Case ID: f2d_597/html/0063-01.html
Source: Caselaw Access Project
Author: {"author": "PER CURIAM:", "license": "Public Domain", "url": "https://static.case.law/"}
Date Created: 2024-08-24T03:29:51.129683

UNITED STATES of America, Plaintiff-Appellee, v. Arthur Randall SANDERS, Jr., Gulf Coast News Agency, Inc., Trans World America, Inc., a/k/a TWA, Inc. and William Walter, Defendants-Appellants.
    No. 77-5715.
    United States Court of Appeals, Fifth Circuit.
    June 15, 1979.
    Glenn Zell, Atlanta, Ga., for Sanders, Gulf, TWA.
    
      W. Michael Mayock, Los Angeles, Cal., for Walter.
    John L. Briggs, U. S. Atty., Jacksonville, Fla., Donald B. Nicholson, Philip Wilens, Chief, Dept, of Justice, Govt. Regulations & Labor Sec., Crim. Div., Washington, D. C., for plaintiff-appellee.
    ON PETITIONS FOR REHEARING AND PETITIONS FOR REHEARING EN BANC
    Before WISDOM, AINSWORTH and CLARK, Circuit Judges.
   PER CURIAM:

The Petitions for Rehearing are DENIED and the Court having been polled at the request of one of the members of the Court and a majority of the Circuit Judges who are in regular active service not having voted in favor of it (Rule 35, Federal Rules of Appellate Procedure, Local Fifth Circuit Rule 16), the Petitions for Rehearing En Banc are also DENIED.
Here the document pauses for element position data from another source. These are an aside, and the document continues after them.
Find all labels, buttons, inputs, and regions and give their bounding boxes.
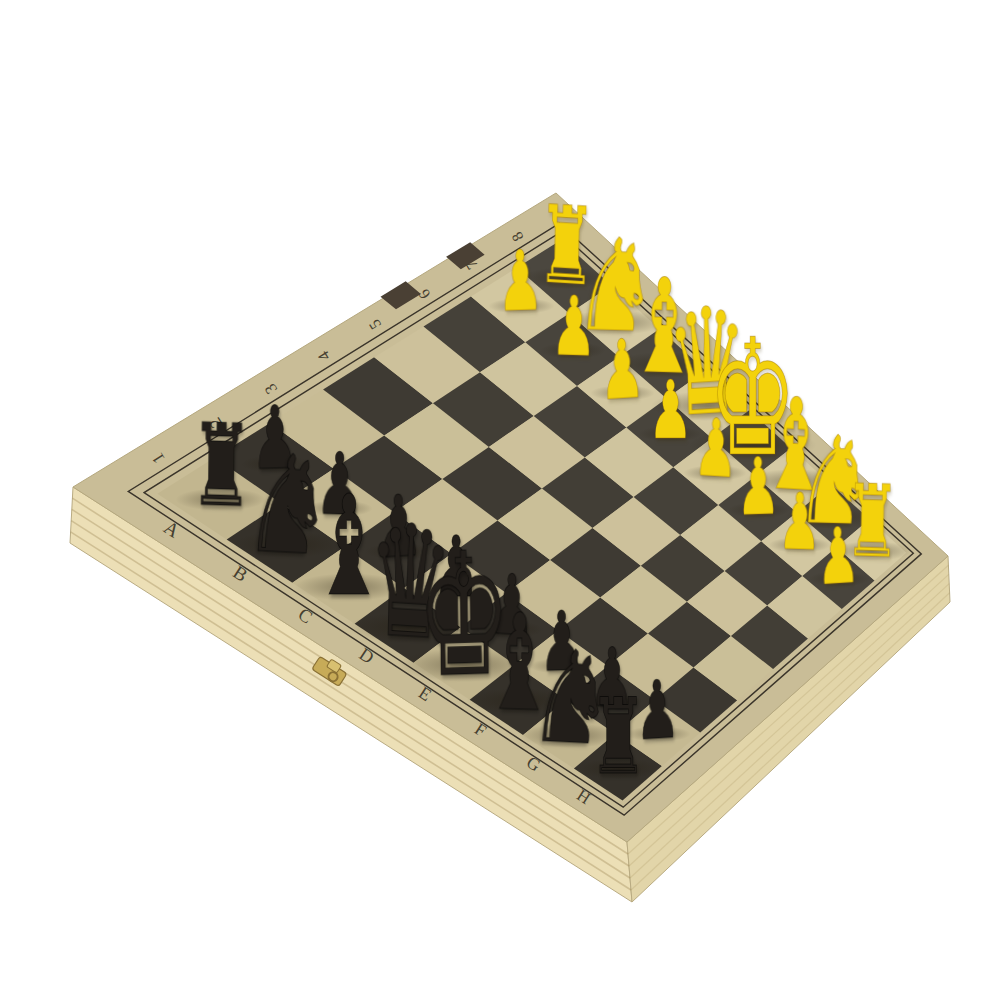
- chess-set-photo: ABCDEFGH12345678 ♜♟♞♟♝♟♛♟♚♟♟♝♜♟♟♞♞♟♜♟♟♝♟…: [0, 0, 1000, 1000]
- chess-board: ABCDEFGH12345678: [0, 0, 1000, 1000]
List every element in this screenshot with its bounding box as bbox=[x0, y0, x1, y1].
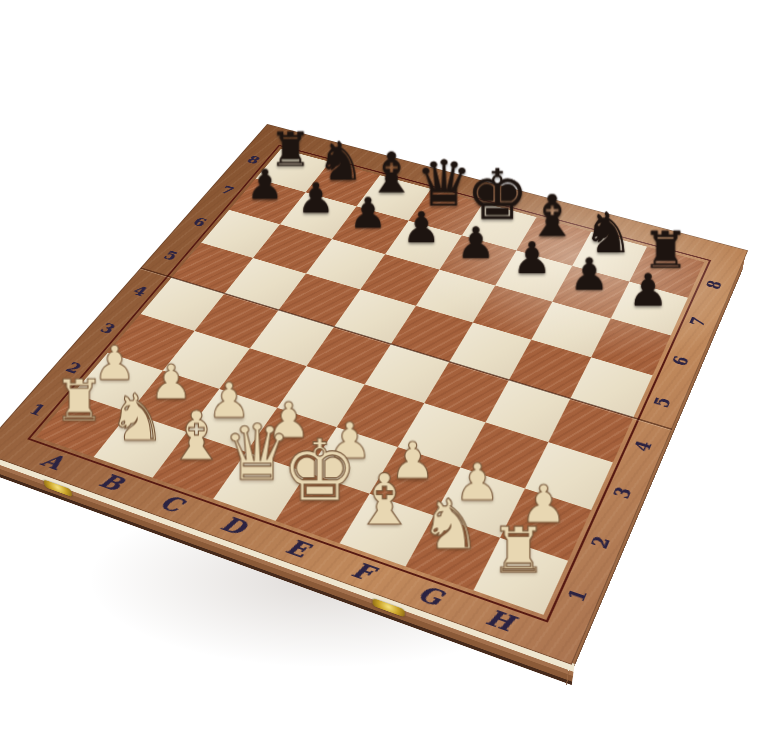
brass-clasp-right bbox=[373, 598, 405, 617]
rank-label-right-6: 6 bbox=[668, 354, 692, 368]
file-label-d: D bbox=[217, 511, 251, 540]
rank-label-right-1: 1 bbox=[563, 585, 591, 604]
rank-label-right-3: 3 bbox=[609, 484, 635, 501]
file-label-g: G bbox=[414, 579, 448, 610]
piece-white-knight[interactable]: ♞ bbox=[108, 385, 166, 450]
piece-white-knight[interactable]: ♞ bbox=[419, 489, 481, 558]
square-g5[interactable] bbox=[509, 340, 591, 399]
file-label-e: E bbox=[282, 533, 314, 561]
rank-label-right-2: 2 bbox=[587, 533, 614, 551]
piece-white-bishop[interactable]: ♝ bbox=[352, 465, 415, 535]
file-label-c: C bbox=[156, 489, 189, 516]
file-label-f: F bbox=[348, 556, 378, 585]
rank-label-right-5: 5 bbox=[650, 394, 675, 409]
file-label-a: A bbox=[37, 448, 70, 474]
file-label-h: H bbox=[482, 603, 518, 636]
piece-white-bishop[interactable]: ♝ bbox=[165, 403, 226, 471]
file-label-b: B bbox=[95, 468, 129, 495]
rank-label-right-4: 4 bbox=[630, 438, 656, 454]
square-h4[interactable] bbox=[548, 398, 633, 462]
square-f4[interactable] bbox=[424, 362, 509, 423]
rank-label-left-1: 1 bbox=[26, 400, 49, 418]
square-e4[interactable] bbox=[365, 344, 450, 403]
piece-white-rook[interactable]: ♜ bbox=[490, 519, 547, 582]
square-g4[interactable] bbox=[485, 380, 570, 442]
piece-white-rook[interactable]: ♜ bbox=[53, 373, 104, 430]
product-photo: ABCDEFGH8765432187654321 ♜♞♝♛♚♝♞♜♟♟♟♟♟♟♟… bbox=[0, 0, 761, 750]
piece-white-king[interactable]: ♚ bbox=[281, 428, 357, 513]
square-h5[interactable] bbox=[570, 357, 652, 417]
brass-clasp-left bbox=[43, 479, 72, 497]
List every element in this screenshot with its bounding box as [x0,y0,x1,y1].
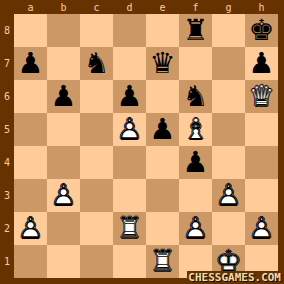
file-label-a: a [14,0,47,14]
file-label-h: h [245,0,278,14]
white-pawn-icon: ♟♙ [245,212,278,245]
square-c4[interactable] [80,146,113,179]
square-a4[interactable] [14,146,47,179]
square-b3[interactable]: ♟♙ [47,179,80,212]
square-a7[interactable]: ♟ [14,47,47,80]
square-a6[interactable] [14,80,47,113]
square-f6[interactable]: ♞ [179,80,212,113]
square-g5[interactable] [212,113,245,146]
square-e6[interactable] [146,80,179,113]
file-label-e: e [146,0,179,14]
square-d7[interactable] [113,47,146,80]
black-rook-icon: ♜ [179,14,212,47]
black-pawn-icon: ♟ [113,80,146,113]
black-knight-icon: ♞ [179,80,212,113]
square-h8[interactable]: ♚ [245,14,278,47]
square-b5[interactable] [47,113,80,146]
square-h6[interactable]: ♛♕ [245,80,278,113]
black-queen-icon: ♛ [146,47,179,80]
square-b2[interactable] [47,212,80,245]
square-a3[interactable] [14,179,47,212]
black-pawn-icon: ♟ [179,146,212,179]
black-pawn-icon: ♟ [47,80,80,113]
square-f3[interactable] [179,179,212,212]
square-b7[interactable] [47,47,80,80]
square-d3[interactable] [113,179,146,212]
square-h4[interactable] [245,146,278,179]
square-e4[interactable] [146,146,179,179]
square-c5[interactable] [80,113,113,146]
square-d6[interactable]: ♟ [113,80,146,113]
file-label-c: c [80,0,113,14]
board-frame: abcdefgh 87654321 ♜♚♟♞♛♟♟♟♞♛♕♟♙♟♝♗♟♟♙♟♙♟… [0,0,284,284]
square-c6[interactable] [80,80,113,113]
white-rook-icon: ♜♖ [146,245,179,278]
square-e5[interactable]: ♟ [146,113,179,146]
square-d5[interactable]: ♟♙ [113,113,146,146]
square-e2[interactable] [146,212,179,245]
square-c3[interactable] [80,179,113,212]
square-e3[interactable] [146,179,179,212]
white-rook-icon: ♜♖ [113,212,146,245]
square-f4[interactable]: ♟ [179,146,212,179]
square-b6[interactable]: ♟ [47,80,80,113]
rank-label-5: 5 [0,113,14,146]
square-d4[interactable] [113,146,146,179]
white-pawn-icon: ♟♙ [212,179,245,212]
white-bishop-icon: ♝♗ [179,113,212,146]
square-a2[interactable]: ♟♙ [14,212,47,245]
rank-label-2: 2 [0,212,14,245]
rank-label-3: 3 [0,179,14,212]
square-h7[interactable]: ♟ [245,47,278,80]
black-king-icon: ♚ [245,14,278,47]
square-f7[interactable] [179,47,212,80]
file-label-d: d [113,0,146,14]
square-h5[interactable] [245,113,278,146]
white-pawn-icon: ♟♙ [47,179,80,212]
file-label-g: g [212,0,245,14]
square-e1[interactable]: ♜♖ [146,245,179,278]
rank-label-4: 4 [0,146,14,179]
square-g3[interactable]: ♟♙ [212,179,245,212]
file-label-f: f [179,0,212,14]
white-pawn-icon: ♟♙ [14,212,47,245]
square-c8[interactable] [80,14,113,47]
square-b1[interactable] [47,245,80,278]
square-b4[interactable] [47,146,80,179]
rank-label-8: 8 [0,14,14,47]
file-labels: abcdefgh [14,0,278,14]
black-pawn-icon: ♟ [245,47,278,80]
white-queen-icon: ♛♕ [245,80,278,113]
rank-labels: 87654321 [0,14,14,278]
file-label-b: b [47,0,80,14]
rank-label-7: 7 [0,47,14,80]
square-g8[interactable] [212,14,245,47]
square-f5[interactable]: ♝♗ [179,113,212,146]
square-g7[interactable] [212,47,245,80]
square-f8[interactable]: ♜ [179,14,212,47]
square-d1[interactable] [113,245,146,278]
square-e7[interactable]: ♛ [146,47,179,80]
white-pawn-icon: ♟♙ [179,212,212,245]
square-g2[interactable] [212,212,245,245]
square-g4[interactable] [212,146,245,179]
rank-label-1: 1 [0,245,14,278]
white-pawn-icon: ♟♙ [113,113,146,146]
square-g6[interactable] [212,80,245,113]
black-knight-icon: ♞ [80,47,113,80]
square-d2[interactable]: ♜♖ [113,212,146,245]
chess-board: ♜♚♟♞♛♟♟♟♞♛♕♟♙♟♝♗♟♟♙♟♙♟♙♜♖♟♙♟♙♜♖♚♔ [14,14,278,278]
black-pawn-icon: ♟ [14,47,47,80]
square-c7[interactable]: ♞ [80,47,113,80]
square-e8[interactable] [146,14,179,47]
square-c1[interactable] [80,245,113,278]
square-a5[interactable] [14,113,47,146]
square-h2[interactable]: ♟♙ [245,212,278,245]
square-a1[interactable] [14,245,47,278]
square-c2[interactable] [80,212,113,245]
black-pawn-icon: ♟ [146,113,179,146]
square-a8[interactable] [14,14,47,47]
square-b8[interactable] [47,14,80,47]
square-f2[interactable]: ♟♙ [179,212,212,245]
square-h3[interactable] [245,179,278,212]
rank-label-6: 6 [0,80,14,113]
square-d8[interactable] [113,14,146,47]
chessgames-logo: CHESSGAMES.COM [187,271,282,283]
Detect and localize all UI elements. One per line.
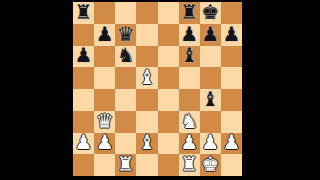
square-c4[interactable] (115, 89, 136, 111)
square-a8[interactable]: ♜ (73, 2, 94, 24)
white-knight[interactable]: ♞ (180, 111, 198, 131)
black-knight[interactable]: ♞ (117, 45, 135, 65)
square-g6[interactable] (200, 46, 221, 68)
white-queen[interactable]: ♛ (96, 111, 114, 131)
white-pawn[interactable]: ♟ (201, 132, 219, 152)
square-b2[interactable]: ♟ (94, 133, 115, 155)
square-h7[interactable]: ♟ (221, 24, 242, 46)
black-pawn[interactable]: ♟ (180, 24, 198, 44)
letterboxed-stage: ♜♜♚♟♛♟♟♟♟♞♝♝♝♛♞♟♟♝♟♟♟♜♜♚ (0, 0, 320, 180)
square-h1[interactable] (221, 154, 242, 176)
white-pawn[interactable]: ♟ (222, 132, 240, 152)
black-rook[interactable]: ♜ (180, 2, 198, 22)
square-h2[interactable]: ♟ (221, 133, 242, 155)
square-d8[interactable] (136, 2, 157, 24)
square-e3[interactable] (158, 111, 179, 133)
square-c2[interactable] (115, 133, 136, 155)
square-f2[interactable]: ♟ (179, 133, 200, 155)
square-a5[interactable] (73, 67, 94, 89)
black-pawn[interactable]: ♟ (222, 24, 240, 44)
square-a7[interactable] (73, 24, 94, 46)
black-pawn[interactable]: ♟ (75, 45, 93, 65)
square-c8[interactable] (115, 2, 136, 24)
square-c6[interactable]: ♞ (115, 46, 136, 68)
square-b7[interactable]: ♟ (94, 24, 115, 46)
square-b8[interactable] (94, 2, 115, 24)
black-queen[interactable]: ♛ (117, 24, 135, 44)
square-g7[interactable]: ♟ (200, 24, 221, 46)
square-f1[interactable]: ♜ (179, 154, 200, 176)
square-h6[interactable] (221, 46, 242, 68)
square-g5[interactable] (200, 67, 221, 89)
square-e6[interactable] (158, 46, 179, 68)
square-b4[interactable] (94, 89, 115, 111)
square-g8[interactable]: ♚ (200, 2, 221, 24)
square-h8[interactable] (221, 2, 242, 24)
square-e4[interactable] (158, 89, 179, 111)
square-d3[interactable] (136, 111, 157, 133)
square-g2[interactable]: ♟ (200, 133, 221, 155)
square-a4[interactable] (73, 89, 94, 111)
square-e5[interactable] (158, 67, 179, 89)
white-bishop[interactable]: ♝ (138, 67, 156, 87)
square-d2[interactable]: ♝ (136, 133, 157, 155)
square-d1[interactable] (136, 154, 157, 176)
square-f7[interactable]: ♟ (179, 24, 200, 46)
square-f6[interactable]: ♝ (179, 46, 200, 68)
square-f3[interactable]: ♞ (179, 111, 200, 133)
white-pawn[interactable]: ♟ (180, 132, 198, 152)
square-b3[interactable]: ♛ (94, 111, 115, 133)
black-pawn[interactable]: ♟ (201, 24, 219, 44)
square-c1[interactable]: ♜ (115, 154, 136, 176)
square-h4[interactable] (221, 89, 242, 111)
white-pawn[interactable]: ♟ (75, 132, 93, 152)
square-b5[interactable] (94, 67, 115, 89)
square-b6[interactable] (94, 46, 115, 68)
white-rook[interactable]: ♜ (180, 154, 198, 174)
black-pawn[interactable]: ♟ (96, 24, 114, 44)
white-king[interactable]: ♚ (201, 154, 219, 174)
square-h3[interactable] (221, 111, 242, 133)
square-e8[interactable] (158, 2, 179, 24)
square-a1[interactable] (73, 154, 94, 176)
square-e7[interactable] (158, 24, 179, 46)
square-c3[interactable] (115, 111, 136, 133)
square-d6[interactable] (136, 46, 157, 68)
black-rook[interactable]: ♜ (75, 2, 93, 22)
black-king[interactable]: ♚ (201, 2, 219, 22)
square-d5[interactable]: ♝ (136, 67, 157, 89)
square-d7[interactable] (136, 24, 157, 46)
square-a6[interactable]: ♟ (73, 46, 94, 68)
square-c7[interactable]: ♛ (115, 24, 136, 46)
white-bishop[interactable]: ♝ (138, 132, 156, 152)
square-c5[interactable] (115, 67, 136, 89)
square-d4[interactable] (136, 89, 157, 111)
square-h5[interactable] (221, 67, 242, 89)
square-a2[interactable]: ♟ (73, 133, 94, 155)
square-g1[interactable]: ♚ (200, 154, 221, 176)
square-e1[interactable] (158, 154, 179, 176)
black-bishop[interactable]: ♝ (180, 45, 198, 65)
square-g3[interactable] (200, 111, 221, 133)
square-f8[interactable]: ♜ (179, 2, 200, 24)
square-f4[interactable] (179, 89, 200, 111)
chess-board[interactable]: ♜♜♚♟♛♟♟♟♟♞♝♝♝♛♞♟♟♝♟♟♟♜♜♚ (73, 2, 242, 176)
square-b1[interactable] (94, 154, 115, 176)
square-a3[interactable] (73, 111, 94, 133)
white-rook[interactable]: ♜ (117, 154, 135, 174)
black-bishop[interactable]: ♝ (201, 89, 219, 109)
square-g4[interactable]: ♝ (200, 89, 221, 111)
square-e2[interactable] (158, 133, 179, 155)
white-pawn[interactable]: ♟ (96, 132, 114, 152)
square-f5[interactable] (179, 67, 200, 89)
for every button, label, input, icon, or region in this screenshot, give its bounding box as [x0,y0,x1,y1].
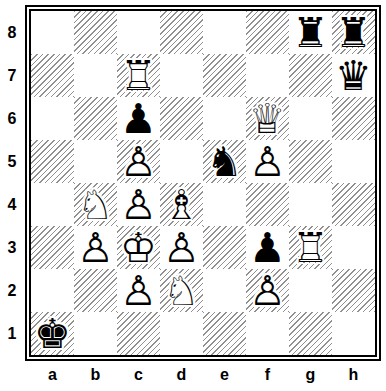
square-a2 [31,269,74,312]
square-b7 [74,54,117,97]
square-h3 [332,226,375,269]
square-a4 [31,183,74,226]
square-e1 [203,312,246,355]
piece-white-pawn: ♟♙ [74,226,117,269]
rank-label-7: 7 [0,54,24,97]
file-label-a: a [31,362,74,388]
square-h7: ♛♛ [332,54,375,97]
square-f7 [246,54,289,97]
square-b2 [74,269,117,312]
board-frame: ♜♜♜♜♜♖♛♛♟♟♛♕♟♙♞♞♟♙♞♘♟♙♝♗♟♙♚♔♟♙♟♟♜♖♟♙♞♘♟♙… [25,5,381,361]
rank-label-3: 3 [0,226,24,269]
chess-diagram: 87654321 ♜♜♜♜♜♖♛♛♟♟♛♕♟♙♞♞♟♙♞♘♟♙♝♗♟♙♚♔♟♙♟… [0,0,386,391]
square-d3: ♟♙ [160,226,203,269]
square-a7 [31,54,74,97]
square-g1 [289,312,332,355]
square-g2 [289,269,332,312]
square-b5 [74,140,117,183]
piece-black-pawn: ♟♟ [246,226,289,269]
piece-white-knight: ♞♘ [160,269,203,312]
square-e5: ♞♞ [203,140,246,183]
file-labels: abcdefgh [31,362,375,388]
square-a5 [31,140,74,183]
square-c4: ♟♙ [117,183,160,226]
square-e4 [203,183,246,226]
square-e3 [203,226,246,269]
file-label-d: d [160,362,203,388]
piece-white-pawn: ♟♙ [160,226,203,269]
square-h1 [332,312,375,355]
square-h4 [332,183,375,226]
rank-label-6: 6 [0,97,24,140]
piece-white-pawn: ♟♙ [117,269,160,312]
piece-black-pawn: ♟♟ [117,97,160,140]
square-d6 [160,97,203,140]
square-d2: ♞♘ [160,269,203,312]
file-label-f: f [246,362,289,388]
square-d7 [160,54,203,97]
file-label-e: e [203,362,246,388]
square-d5 [160,140,203,183]
rank-labels: 87654321 [0,11,24,355]
square-c7: ♜♖ [117,54,160,97]
rank-label-8: 8 [0,11,24,54]
square-f4 [246,183,289,226]
file-label-g: g [289,362,332,388]
file-label-h: h [332,362,375,388]
square-d4: ♝♗ [160,183,203,226]
piece-white-pawn: ♟♙ [117,183,160,226]
square-f6: ♛♕ [246,97,289,140]
piece-black-rook: ♜♜ [332,11,375,54]
piece-black-knight: ♞♞ [203,140,246,183]
file-label-c: c [117,362,160,388]
square-e6 [203,97,246,140]
piece-white-pawn: ♟♙ [246,269,289,312]
piece-white-rook: ♜♖ [289,226,332,269]
piece-white-knight: ♞♘ [74,183,117,226]
square-g5 [289,140,332,183]
square-h5 [332,140,375,183]
square-g8: ♜♜ [289,11,332,54]
square-b3: ♟♙ [74,226,117,269]
square-h2 [332,269,375,312]
piece-black-queen: ♛♛ [332,54,375,97]
square-c2: ♟♙ [117,269,160,312]
piece-white-rook: ♜♖ [117,54,160,97]
square-g6 [289,97,332,140]
square-e7 [203,54,246,97]
square-b4: ♞♘ [74,183,117,226]
rank-label-2: 2 [0,269,24,312]
square-f3: ♟♟ [246,226,289,269]
square-g7 [289,54,332,97]
piece-white-queen: ♛♕ [246,97,289,140]
piece-black-rook: ♜♜ [289,11,332,54]
square-b1 [74,312,117,355]
square-f5: ♟♙ [246,140,289,183]
piece-white-bishop: ♝♗ [160,183,203,226]
file-label-b: b [74,362,117,388]
piece-white-king: ♚♔ [117,226,160,269]
square-c3: ♚♔ [117,226,160,269]
square-h6 [332,97,375,140]
square-c8 [117,11,160,54]
square-a3 [31,226,74,269]
square-c5: ♟♙ [117,140,160,183]
square-d8 [160,11,203,54]
square-f2: ♟♙ [246,269,289,312]
square-d1 [160,312,203,355]
board-inner-border: ♜♜♜♜♜♖♛♛♟♟♛♕♟♙♞♞♟♙♞♘♟♙♝♗♟♙♚♔♟♙♟♟♜♖♟♙♞♘♟♙… [29,9,377,357]
square-b6 [74,97,117,140]
square-f8 [246,11,289,54]
square-e8 [203,11,246,54]
square-e2 [203,269,246,312]
piece-white-pawn: ♟♙ [117,140,160,183]
square-a1: ♚♚ [31,312,74,355]
square-f1 [246,312,289,355]
square-g4 [289,183,332,226]
square-b8 [74,11,117,54]
square-g3: ♜♖ [289,226,332,269]
rank-label-5: 5 [0,140,24,183]
piece-black-king: ♚♚ [31,312,74,355]
rank-label-4: 4 [0,183,24,226]
rank-label-1: 1 [0,312,24,355]
square-h8: ♜♜ [332,11,375,54]
chess-board: ♜♜♜♜♜♖♛♛♟♟♛♕♟♙♞♞♟♙♞♘♟♙♝♗♟♙♚♔♟♙♟♟♜♖♟♙♞♘♟♙… [31,11,375,355]
square-c6: ♟♟ [117,97,160,140]
square-c1 [117,312,160,355]
piece-white-pawn: ♟♙ [246,140,289,183]
square-a8 [31,11,74,54]
square-a6 [31,97,74,140]
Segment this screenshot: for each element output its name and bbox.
Appellants contend that the Government in this case engaged in prior restraint in violation of the First Amendment. However, the majority of the panel (Judges Ainsworth and Clark) point out that this Court held in United States v. Bush, 5 Cir., 1979, 582 F.2d 1016, 1021 (Morgan, J.) that the appropriate remedy for such a violation is “return of the . . . property, . not its suppression as evidence at trial.” See also United States v. Echols, 5 Cir., 1978, 577 F.2d 308.

Thus, even had the Government “abridge[d] the public’s First Amendment right to access to” expressive matter in this case, the proper remedy would be “return of the allegedly obscene materials” to the owner, with the Government retaining sample films for evidentiary purposes, “not suppression of these items at a subsequent obscenity trial.” United States v. Cangiano, 2 Cir., 1972, 464 F.2d 320, 328, vacated on other grounds, 413 U.S. 913, 93 S.Ct. 3047, 37 L.Ed.2d 1023, on remand, 491 F.2d 905, cert. denied, 418 U.S. 934,94 S.Ct. 3223, 41 L.Ed.2d 1171 (1974); Huffman v. United States, 1971, 152 U.S.App.D.C. 238, 244, 470 F.2d 386, 392. See United States v. Womack, 1974, 166 U.S.App.D.C. 35, 49-50 n.48, 509 F.2d 368, 382-83 n.48; United States v. Sherwin, 9 Cir., 1976, 539 F.2d 1, 8 n.11 (en banc). Cf. United States v. Alexander, 8 Cir., 1970, 428 F.2d 1169, 1176; Tyrone, Inc. v. Wilkinson, 4 Cir., 1969, 410 F.2d 639, 641; Metzger v. Pearcy, 7 Cir., 1968, 393 F.2d 202, 204.

We have found no decision that has deviated from the foregoing authority and that has applied the exclusionary rule under circumstances similar to those here. There was no First or Fourth Amendment violation in this ease, and therefore exclusion of the sexually explicit films from evidence in this case would have been erroneous.